Пока единственный уцелевший семьи Кой-Кой переваривал трагическую новость, до Снорри Два Мизинца дошло, что старший друг их бросает.

— Дом Саади, дом Саади, ты же… вы же говорили, что мы будем вместе, что мы не расстанемся.

— Беги домой, Снорри, — Рахмани развязал тесемки рюкзака, вытащил тяжелый пакет. — Возьми Олафа на спину. Слушай, ты сумеешь спрятать его лучше, чем я. Вот это — вам пополам. Где искать покупателя, тебя не надо учить.

— Это же… это же Камни пути, господин. Это огромные деньги, дом Саади.

— Это мертвые Камни, мне их не разбудить. Их уже никто не разбудит, Снорри, но ты выручишь за них несколько тысяч. Хватит денег, чтобы одеть нашего друга и раздобыть для него паспорт. Я уверен, что ты спрячешь его в Брезе…

— Дом Саади, я никуда не уйду отсюда! — встрепенулся Олаф; костяные амулеты запрыгали на его впалой груди. — На Зеленой улыбке я сгину, я не могу жить в городе. Возьми меня с собой, дом Саади! Вдруг мои глупые братья не погибли в реке?

— Взять тебя с собой? — опешил Рахмани. — Но ты не представляешь, куда я направляюсь. Ты не умеешь плавать, мне придется сразу же спасать тебя… Ладно, это ерунда, но что ты будешь делать в джунглях?

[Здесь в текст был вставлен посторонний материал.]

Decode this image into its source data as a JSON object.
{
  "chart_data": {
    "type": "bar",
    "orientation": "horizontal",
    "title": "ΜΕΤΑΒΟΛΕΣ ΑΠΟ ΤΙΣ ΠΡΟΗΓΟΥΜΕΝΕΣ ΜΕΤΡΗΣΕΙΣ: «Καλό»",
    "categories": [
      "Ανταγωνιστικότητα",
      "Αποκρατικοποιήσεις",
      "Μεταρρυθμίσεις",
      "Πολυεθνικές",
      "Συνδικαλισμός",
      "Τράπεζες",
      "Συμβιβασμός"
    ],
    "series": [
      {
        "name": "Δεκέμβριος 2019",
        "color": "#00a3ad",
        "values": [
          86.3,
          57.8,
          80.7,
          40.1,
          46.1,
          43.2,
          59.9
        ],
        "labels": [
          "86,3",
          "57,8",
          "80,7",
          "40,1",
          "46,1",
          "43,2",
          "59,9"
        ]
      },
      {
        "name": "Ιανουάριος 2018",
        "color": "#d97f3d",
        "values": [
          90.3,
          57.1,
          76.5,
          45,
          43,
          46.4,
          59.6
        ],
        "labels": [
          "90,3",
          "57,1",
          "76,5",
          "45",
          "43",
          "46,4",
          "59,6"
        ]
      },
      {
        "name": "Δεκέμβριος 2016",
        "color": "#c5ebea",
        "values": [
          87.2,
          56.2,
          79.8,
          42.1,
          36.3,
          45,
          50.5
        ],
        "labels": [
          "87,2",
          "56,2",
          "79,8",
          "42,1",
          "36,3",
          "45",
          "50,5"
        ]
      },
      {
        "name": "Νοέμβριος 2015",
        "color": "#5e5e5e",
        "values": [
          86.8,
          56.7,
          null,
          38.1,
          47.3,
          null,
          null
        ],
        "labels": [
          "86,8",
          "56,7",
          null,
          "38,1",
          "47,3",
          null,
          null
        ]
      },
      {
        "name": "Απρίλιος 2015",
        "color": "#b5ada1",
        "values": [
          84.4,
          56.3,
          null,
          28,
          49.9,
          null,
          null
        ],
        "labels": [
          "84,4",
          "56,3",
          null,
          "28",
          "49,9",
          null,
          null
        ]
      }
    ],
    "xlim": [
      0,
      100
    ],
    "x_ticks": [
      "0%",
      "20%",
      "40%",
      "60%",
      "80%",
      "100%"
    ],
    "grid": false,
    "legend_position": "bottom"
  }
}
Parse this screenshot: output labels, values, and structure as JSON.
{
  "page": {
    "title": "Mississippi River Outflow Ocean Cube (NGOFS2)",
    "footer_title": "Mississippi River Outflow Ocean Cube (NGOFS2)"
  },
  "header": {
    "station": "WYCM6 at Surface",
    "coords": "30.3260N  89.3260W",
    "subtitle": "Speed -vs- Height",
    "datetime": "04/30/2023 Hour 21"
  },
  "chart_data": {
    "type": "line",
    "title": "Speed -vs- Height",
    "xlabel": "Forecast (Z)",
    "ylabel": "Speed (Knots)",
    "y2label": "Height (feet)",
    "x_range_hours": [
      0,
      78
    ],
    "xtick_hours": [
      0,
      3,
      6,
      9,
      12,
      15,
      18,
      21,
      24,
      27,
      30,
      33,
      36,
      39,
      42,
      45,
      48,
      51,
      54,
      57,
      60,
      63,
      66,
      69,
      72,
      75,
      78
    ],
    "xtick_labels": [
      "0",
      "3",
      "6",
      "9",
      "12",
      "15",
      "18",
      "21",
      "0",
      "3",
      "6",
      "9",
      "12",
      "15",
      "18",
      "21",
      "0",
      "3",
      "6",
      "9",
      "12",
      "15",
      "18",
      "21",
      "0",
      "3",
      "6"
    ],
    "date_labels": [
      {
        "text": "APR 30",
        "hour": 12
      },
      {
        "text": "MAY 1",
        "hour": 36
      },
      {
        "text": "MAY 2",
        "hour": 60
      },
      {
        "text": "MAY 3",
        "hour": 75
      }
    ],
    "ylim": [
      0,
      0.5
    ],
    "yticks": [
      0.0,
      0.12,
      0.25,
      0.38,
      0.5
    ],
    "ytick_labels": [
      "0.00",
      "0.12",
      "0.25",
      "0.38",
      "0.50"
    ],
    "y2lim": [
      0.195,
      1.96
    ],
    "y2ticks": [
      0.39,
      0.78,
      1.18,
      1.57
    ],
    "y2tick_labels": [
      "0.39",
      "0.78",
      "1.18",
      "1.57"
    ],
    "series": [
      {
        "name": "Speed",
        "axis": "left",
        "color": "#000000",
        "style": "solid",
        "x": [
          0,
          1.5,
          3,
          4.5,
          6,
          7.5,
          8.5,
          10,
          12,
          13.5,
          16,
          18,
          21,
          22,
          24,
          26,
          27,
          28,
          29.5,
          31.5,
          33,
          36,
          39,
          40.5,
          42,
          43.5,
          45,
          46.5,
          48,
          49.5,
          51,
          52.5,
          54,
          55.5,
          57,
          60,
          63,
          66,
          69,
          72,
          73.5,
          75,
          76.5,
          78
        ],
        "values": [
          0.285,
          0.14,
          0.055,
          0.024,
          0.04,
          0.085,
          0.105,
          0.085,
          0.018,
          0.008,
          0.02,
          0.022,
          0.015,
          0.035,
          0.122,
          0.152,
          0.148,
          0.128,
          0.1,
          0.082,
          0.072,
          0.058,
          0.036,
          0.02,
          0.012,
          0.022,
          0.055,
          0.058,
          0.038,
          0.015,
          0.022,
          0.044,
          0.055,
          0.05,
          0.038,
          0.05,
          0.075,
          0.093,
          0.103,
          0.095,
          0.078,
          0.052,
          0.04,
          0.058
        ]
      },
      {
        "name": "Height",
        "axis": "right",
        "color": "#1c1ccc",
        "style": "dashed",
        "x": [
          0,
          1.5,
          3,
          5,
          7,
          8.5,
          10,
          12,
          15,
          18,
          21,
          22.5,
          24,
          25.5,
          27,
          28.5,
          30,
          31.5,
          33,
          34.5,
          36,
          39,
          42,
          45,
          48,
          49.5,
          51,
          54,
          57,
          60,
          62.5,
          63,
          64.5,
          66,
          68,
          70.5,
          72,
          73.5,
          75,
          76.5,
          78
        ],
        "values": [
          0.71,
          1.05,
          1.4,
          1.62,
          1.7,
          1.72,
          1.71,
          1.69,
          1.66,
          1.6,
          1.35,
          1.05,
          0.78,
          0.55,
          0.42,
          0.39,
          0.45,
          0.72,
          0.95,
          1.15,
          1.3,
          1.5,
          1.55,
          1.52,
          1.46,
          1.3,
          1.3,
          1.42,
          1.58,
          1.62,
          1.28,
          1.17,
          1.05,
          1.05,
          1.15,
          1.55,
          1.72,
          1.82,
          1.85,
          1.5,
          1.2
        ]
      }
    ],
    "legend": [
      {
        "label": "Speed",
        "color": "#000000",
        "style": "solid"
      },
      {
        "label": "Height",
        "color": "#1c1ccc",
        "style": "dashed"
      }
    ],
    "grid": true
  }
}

— Зато я знаю, куда направляется дом Саади! — Снорри Два Мизинца уложил свое длинное прямое брюшко на камни и стал похож не на паука, а скорее на задумчивого кузнечика. — Он одержим идеей отнять живой Камень пути у прекрасной домины…

— Снорри, заткнись!

— Дом Саади, я не могу просто так взять и вернуться в Брезе, — хмыкнул водомер. — Ты сам говорил, что ребята в Гильдии спят и видят меня на виселице! Кроме того, доминиканцы могут вернуться. А вдруг они запомнили меня на берегу? Мне даже страшно представить, что со мной сделают добрые горожане…

— Я тоже пойду с тобой, — уперся волосатый перевертыш. — У меня больше нет семьи, дом Саади. У меня есть только ты, и… и это тупое насекомое.

— Провались ты, вонючка, — отвернулся водомер. — Дом Саади, не бросать же его одного! Он честно сторожил Янтарный канал, мы не можем его бросить!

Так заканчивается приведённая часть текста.